通常、ベンチャーキャピタルから投資を受ければ、株式の一部でも株主総会の決議なく自由に譲渡できる会社になっているはずですから、上記の公開会社となり、取締役会は設置されているはずです。ここで公開会社とは上場会社のことではありません。繰り返しになりますが、株主総会決議を行わずに自由に株式が譲渡できる会社のことを公開会社といいます。

さて、3名の取締役会を想定しますと、ベンチャーキャピタルから投資を受けた企業は、経営陣(主に普通株式)から1名、投資家(主に優先株式)から1名、両社の合意で1名ということが多くなるでしょう。なお、アメリカには監査役や監査役会はありません。創業者と株主から選任された社外取締役、そしてもう一人の取締役の3名程度の役員構成でスタートし、投資家が増えるに応じて、徐々に拡大していきます。

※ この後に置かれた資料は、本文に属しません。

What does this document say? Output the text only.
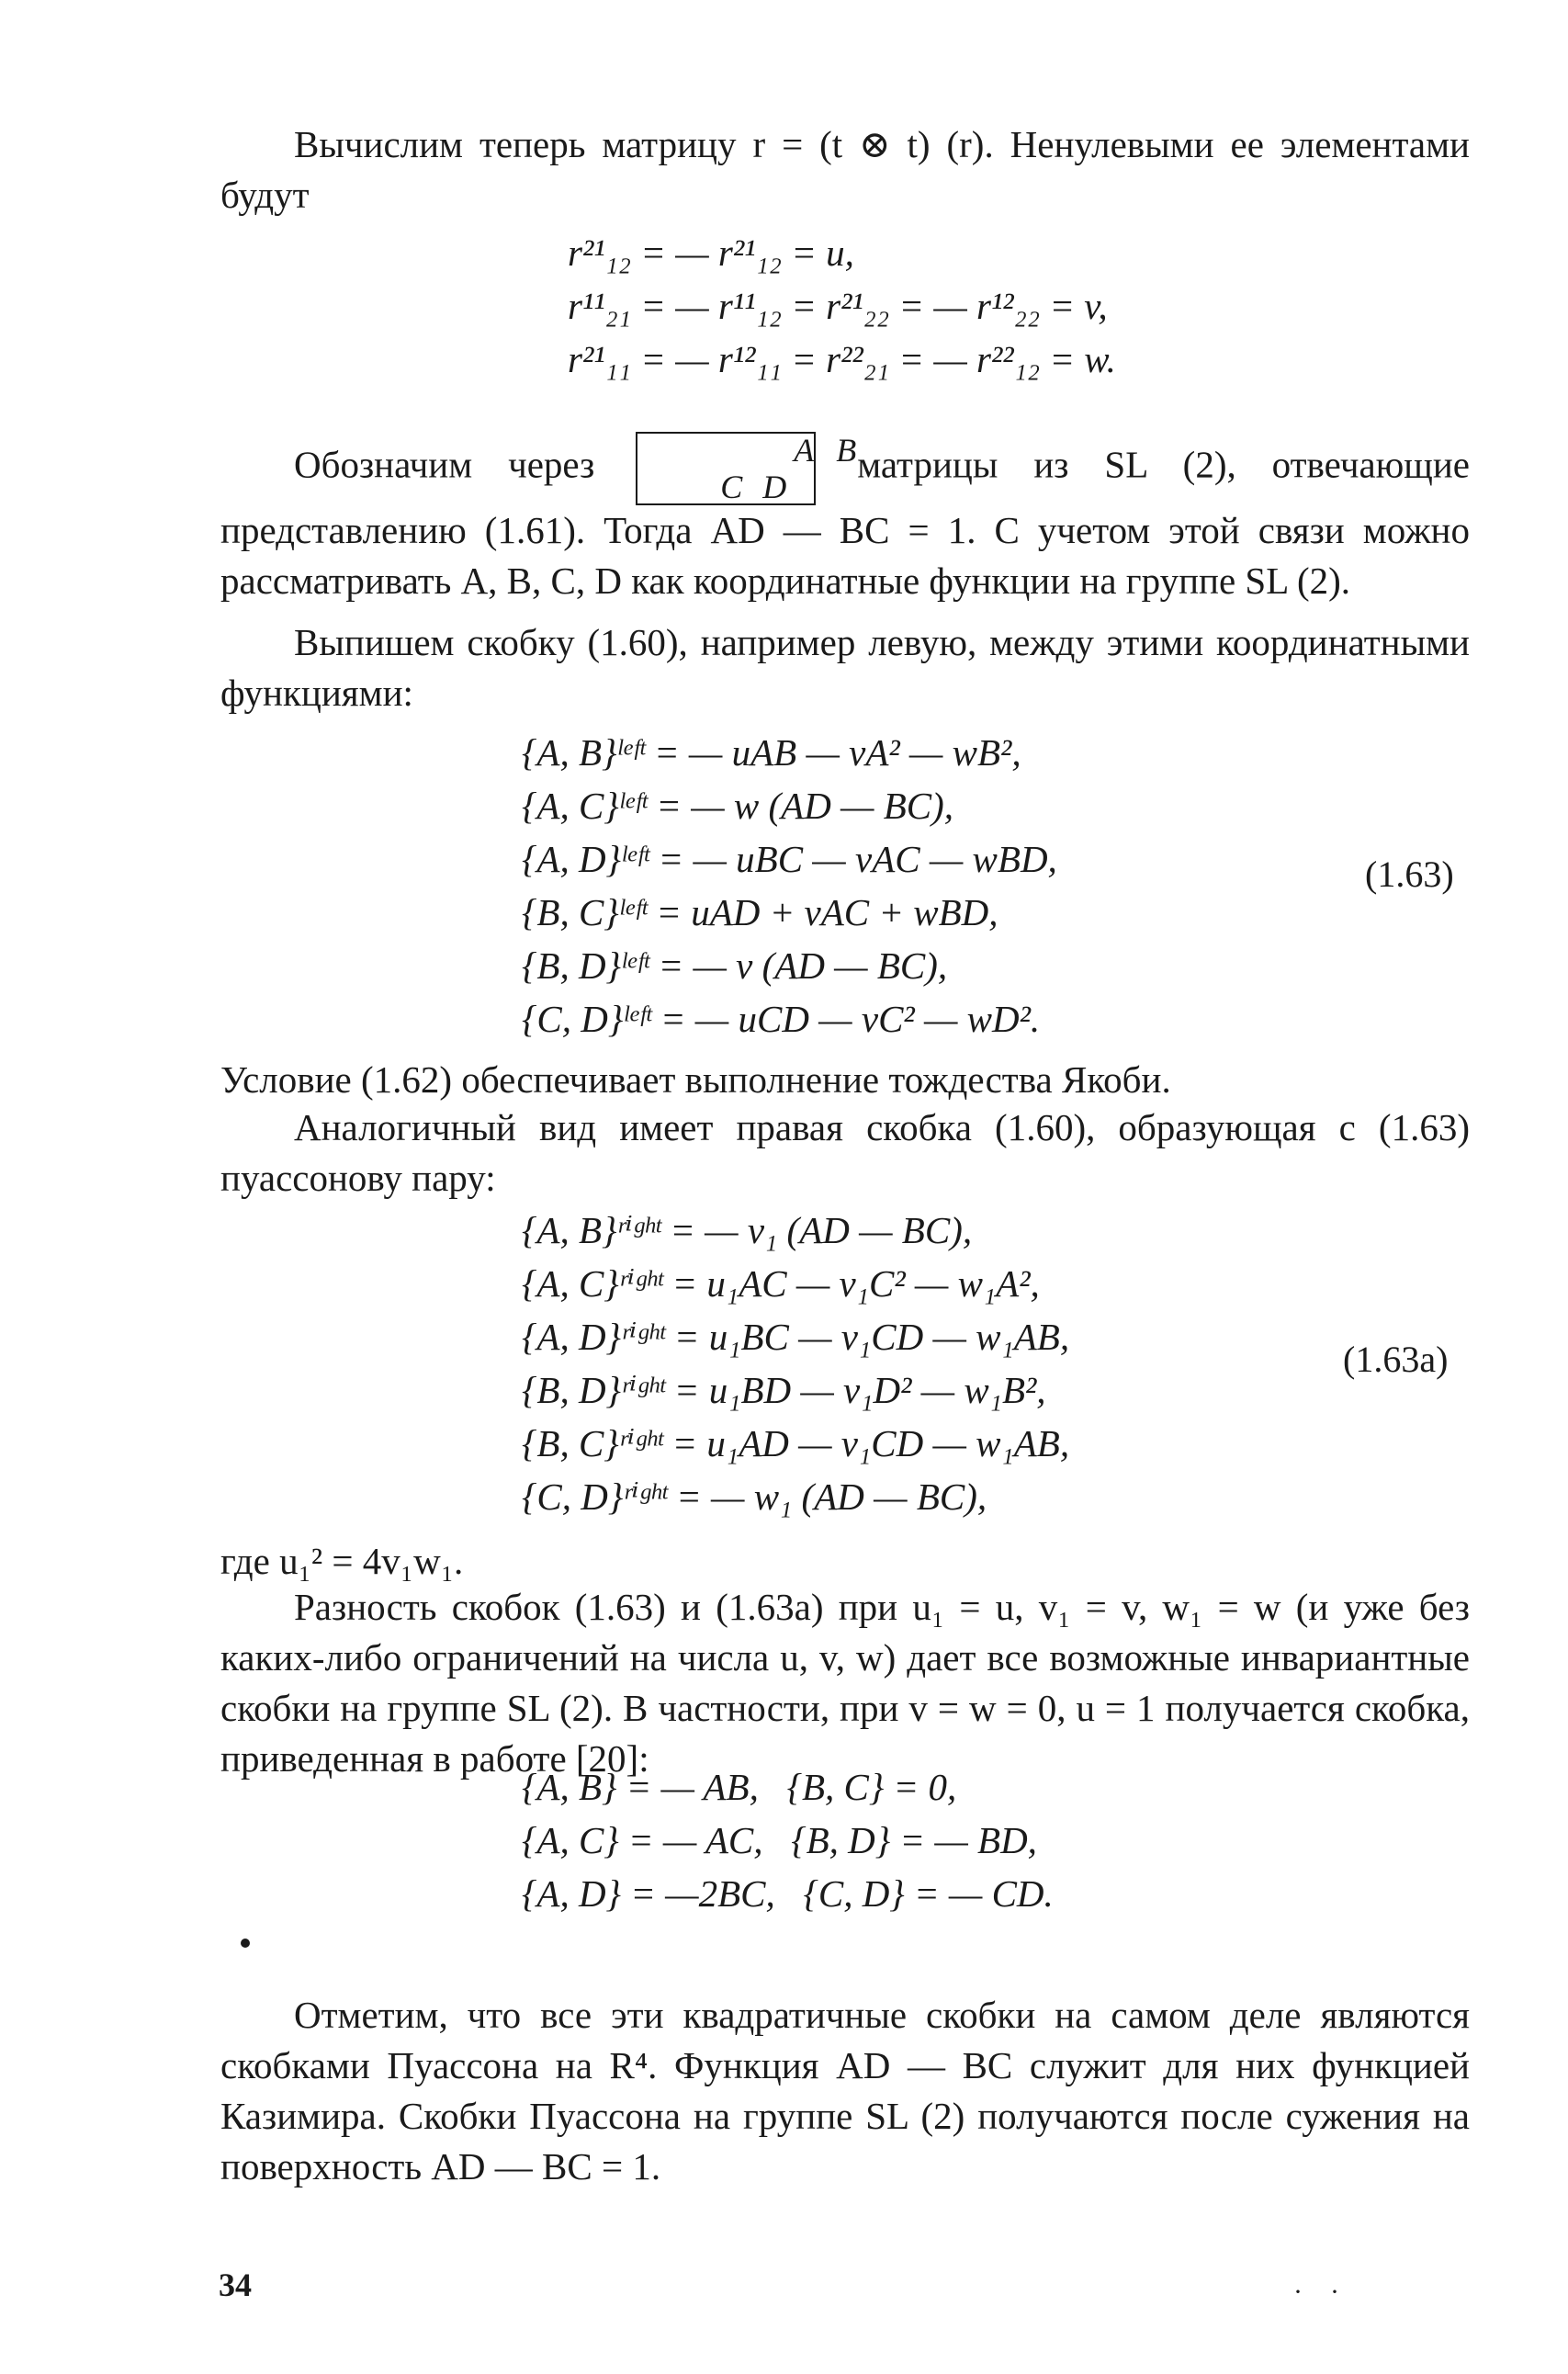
Вычислим теперь матрицу r = (t ⊗ t) (r). Ненулевыми ее элементами будут
r²¹₁₂ = — r²¹₁₂ = u,
r¹¹₂₁ = — r¹¹₁₂ = r²¹₂₂ = — r¹²₂₂ = v,
r²¹₁₁ = — r¹²₁₁ = r²²₂₁ = — r²²₁₂ = w.
Обозначим через	A B
C D матрицы из SL (2), отвечающие представлению (1.61). Тогда AD — BC = 1. С учетом этой связи можно рассматривать A, B, C, D как координатные функции на группе SL (2).
Выпишем скобку (1.60), например левую, между этими координатными функциями:
{A, B}ˡᵉᶠᵗ = — uAB — vA² — wB²,
{A, C}ˡᵉᶠᵗ = — w (AD — BC),
{A, D}ˡᵉᶠᵗ = — uBC — vAC — wBD,
{B, C}ˡᵉᶠᵗ = uAD + vAC + wBD,
{B, D}ˡᵉᶠᵗ = — v (AD — BC),
{C, D}ˡᵉᶠᵗ = — uCD — vC² — wD².
(1.63)
Условие (1.62) обеспечивает выполнение тождества Якоби.
Аналогичный вид имеет правая скобка (1.60), образующая с (1.63) пуассонову пару:
{A, B}ʳⁱᵍʰᵗ = — v₁ (AD — BC),
{A, C}ʳⁱᵍʰᵗ = u₁AC — v₁C² — w₁A²,
{A, D}ʳⁱᵍʰᵗ = u₁BC — v₁CD — w₁AB,
{B, D}ʳⁱᵍʰᵗ = u₁BD — v₁D² — w₁B²,
{B, C}ʳⁱᵍʰᵗ = u₁AD — v₁CD — w₁AB,
{C, D}ʳⁱᵍʰᵗ = — w₁ (AD — BC),
(1.63a)
где u₁² = 4v₁w₁.
Разность скобок (1.63) и (1.63a) при u₁ = u, v₁ = v, w₁ = w (и уже без каких-либо ограничений на числа u, v, w) дает все возможные инвариантные скобки на группе SL (2). В частности, при v = w = 0, u = 1 получается скобка, приведенная в работе [20]:
{A, B} = — AB,   {B, C} = 0,
{A, C} = — AC,   {B, D} = — BD,
{A, D} = —2BC,   {C, D} = — CD.
Отметим, что все эти квадратичные скобки на самом деле являются скобками Пуассона на R⁴. Функция AD — BC служит для них функцией Казимира. Скобки Пуассона на группе SL (2) получаются после сужения на поверхность AD — BC = 1.
34	··
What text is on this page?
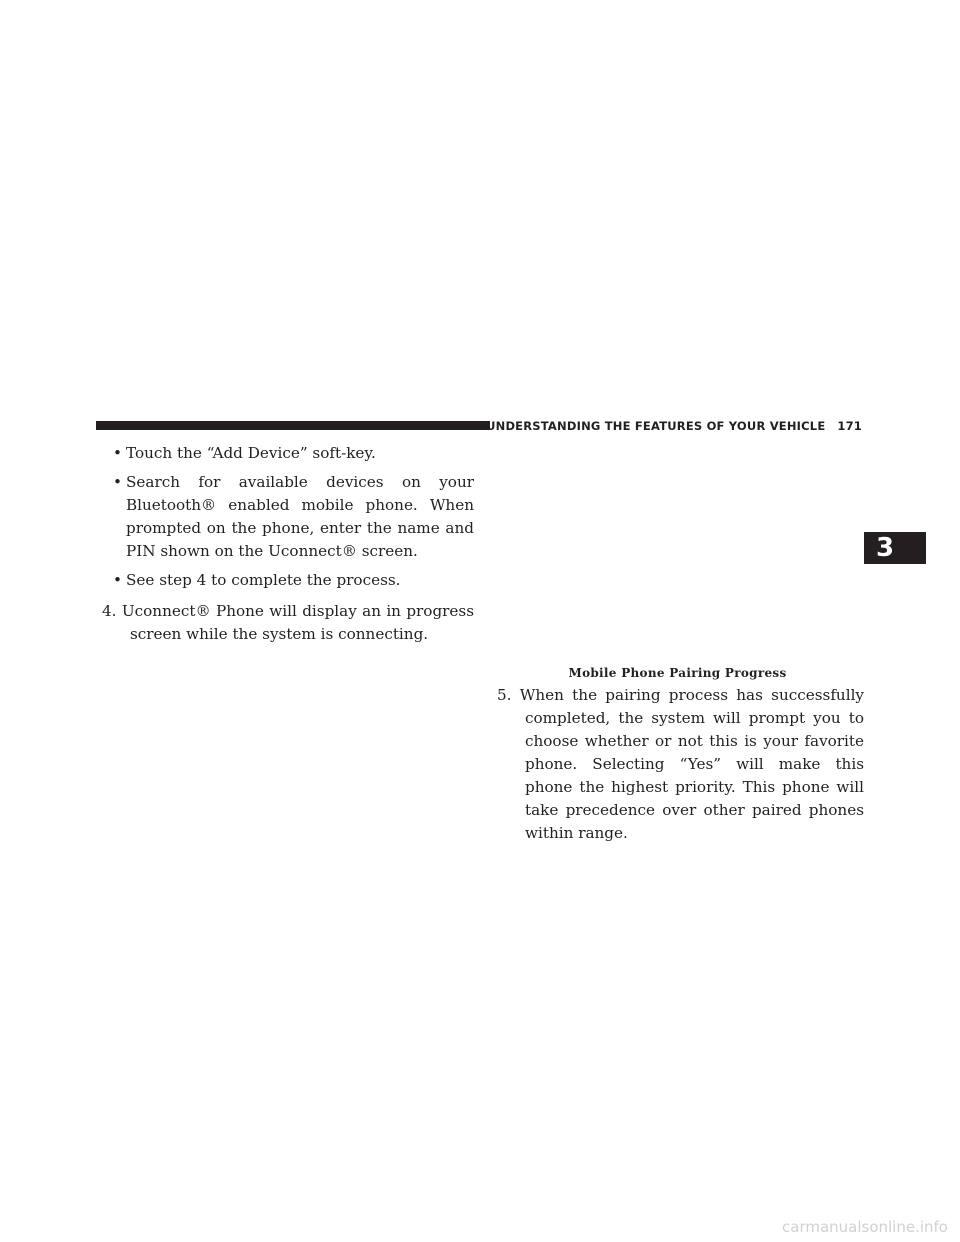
UNDERSTANDING THE FEATURES OF YOUR VEHICLE 171
• Touch the “Add Device” soft-key.
• Search for available devices on your Bluetooth® enabled mobile phone. When prompted on the phone, enter the name and PIN shown on the Uconnect® screen.
• See step 4 to complete the process.
4. Uconnect® Phone will display an in progress screen while the system is connecting.
Mobile Phone Pairing Progress
5. When the pairing process has successfully completed, the system will prompt you to choose whether or not this is your favorite phone. Selecting “Yes” will make this phone the highest priority. This phone will take precedence over other paired phones within range.
3
carmanualsonline.info
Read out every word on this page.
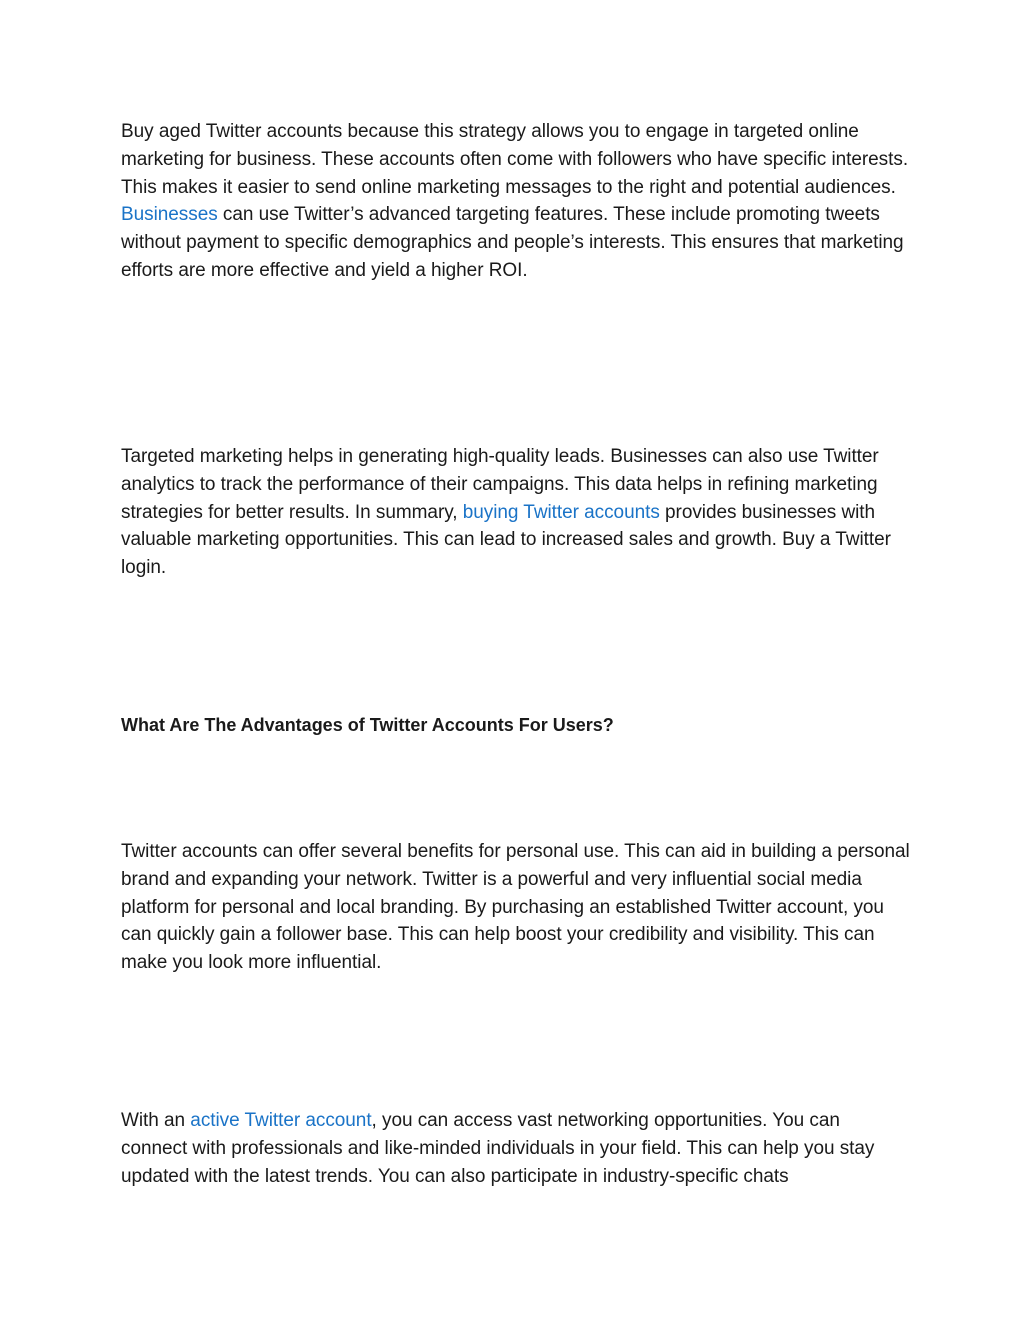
Buy aged Twitter accounts because this strategy allows you to engage in targeted online marketing for business. These accounts often come with followers who have specific interests. This makes it easier to send online marketing messages to the right and potential audiences. Businesses can use Twitter’s advanced targeting features. These include promoting tweets without payment to specific demographics and people’s interests. This ensures that marketing efforts are more effective and yield a higher ROI.

Targeted marketing helps in generating high-quality leads. Businesses can also use Twitter analytics to track the performance of their campaigns. This data helps in refining marketing strategies for better results. In summary, buying Twitter accounts provides businesses with valuable marketing opportunities. This can lead to increased sales and growth. Buy a Twitter login.

What Are The Advantages of Twitter Accounts For Users?

Twitter accounts can offer several benefits for personal use. This can aid in building a personal brand and expanding your network. Twitter is a powerful and very influential social media platform for personal and local branding. By purchasing an established Twitter account, you can quickly gain a follower base. This can help boost your credibility and visibility. This can make you look more influential.

With an active Twitter account, you can access vast networking opportunities. You can connect with professionals and like-minded individuals in your field. This can help you stay updated with the latest trends. You can also participate in industry-specific chats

特にアメリカのベンチャーキャピタルから派遣される人材は、日本よりも確実にクオリティの高い人材が数多くおります。日本の派遣人材も優秀な方が数多いのですが、アメリカと比較するとやはりその量と質は雲泥の差があります。この優秀な方は実際に経営者の経験があったり、エンジニアの経験があり、企業価値を向上させることができます。日本では取締役というと、従業員が目指す先の役職というイメージが強いのですが、アメリカでは、最近の日本のベンチャー企業でもですが、創業者や投資家等の株主の代表であり、取締役会は機動的な一種の株主総会のようなものです。

このため、株主総会で決めることを取締役会に権限委譲して、スピーディーに意思決定できるようにすることは一種の合理性があります。そして、株主の数が増えてくると、ベンチャー側としては、競合相手に情報が流出するリスクも高まるため、株主総会に報告できる情報は限定的にならざるを得ません。しかし経営意思決定は情報を開示しなければ行えません。それも権限移譲のメリットの一つです。